Aquele pacote de medidas inclui também o desenvolvimento de ações de formação profissional dirigidas às pessoas que ficaram desempregadas, ou cujas empresas deixaram de ter capacidade produtiva por causa dos incêndios. Até agora, foram encaminhadas para formação 8838 pessoas (234 relativas aos incêndios de junho e 8064 aos de outubro).

Recorde-se que em Pedrógão Grande e nos concelhos vizinhos os fogos de 17 de junho afetaram cerca de 40 empresas, envolvendo 350 postos de trabalho. Os levantamentos então realizados apontavam para que 20% destes empregos estavam em risco se não fossem tomadas medidas de apoio. Nos fogos de outubro, que se estenderam a 28 concelhos de vários distritos da zona centro do país, o número de empresas atingidas ronda as 500.

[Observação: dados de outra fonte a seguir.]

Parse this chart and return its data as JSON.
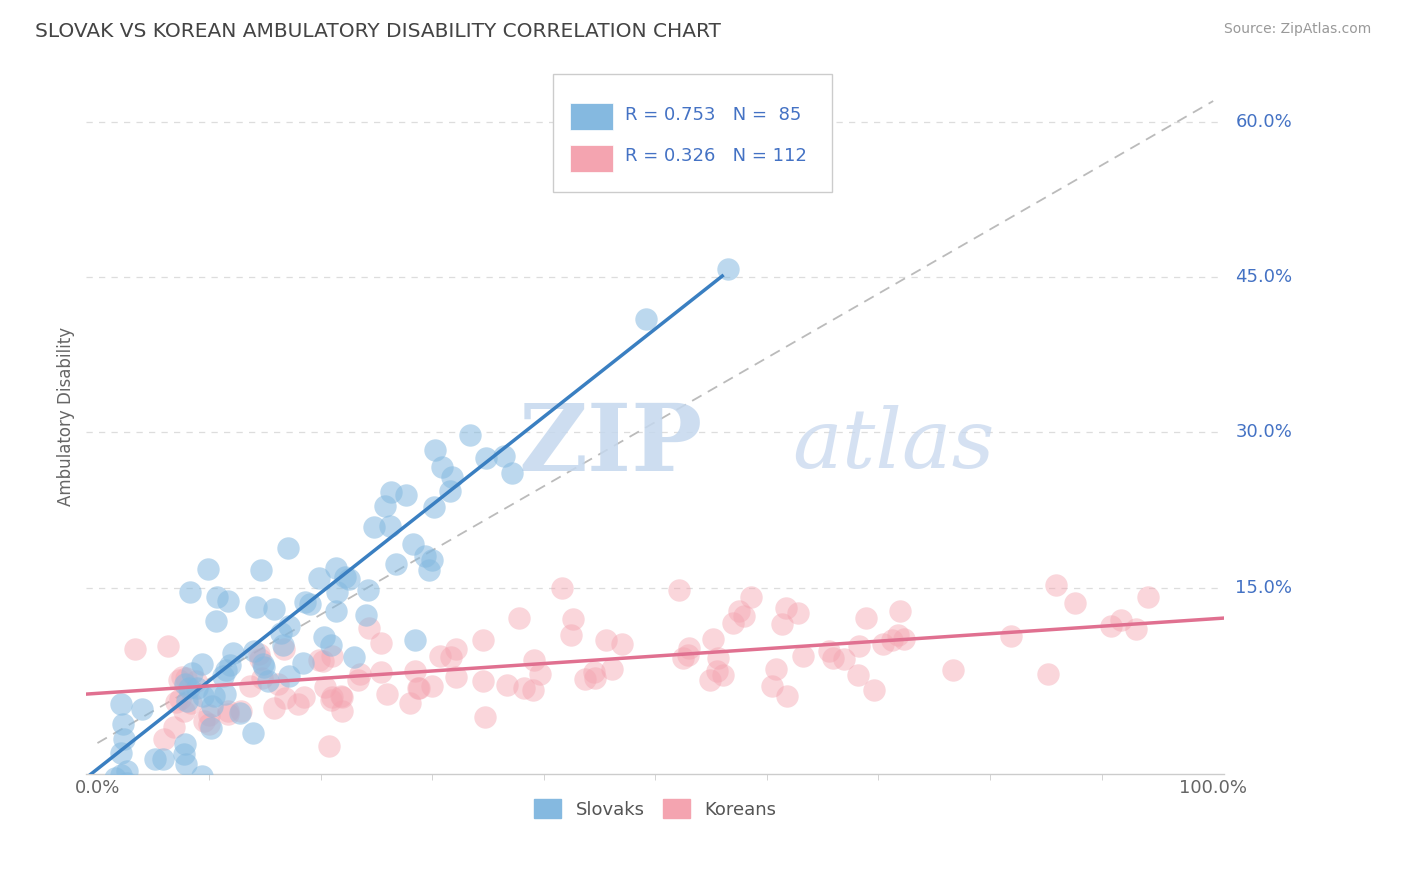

O presidente da Associação Nacional de Municípios Portugueses (ANMP) considera que estes dados indicam que as medidas de apoio estão a chegar às empresas cuja produção foi total ou parcialmente atingida por terem ficado com instalações e equipamentos destruídos. Manuel Machado salientou também o forte espírito de entreajuda que se tem verificado.

Os desempregados residentes nesta zona do país foram também considerados prioritários na seleção e no encaminhamento para medidas ativas de emprego, sendo possível a cumulação de apoios para as empresas que os contratem. Até agora foram apoiadas 1041 destas pessoas (152 na sequência dos incêndios de Pedrógão Grande e 889 dos fogos de outubro).

Este regime excecional, aplicável às empresas com sede ou estabelecimento nos concelhos atingidos, consagra ainda a majoração de incentivos financeiros, por três anos. No caso da medida contrato-emprego, esta majoração é de 20% nos apoios financeiros concedidos quando o contrato é celebrado com uma pessoa que perdeu o emprego por causa dos incêndios.

Na medida estágios profissionais, por seu lado, está previsto um aumento da comparticipação do IEFP para 90% da bolsa de estágio, pagamento de transporte, majoração de 20% do prémio emprego e a possibilidade de cumulação de apoios.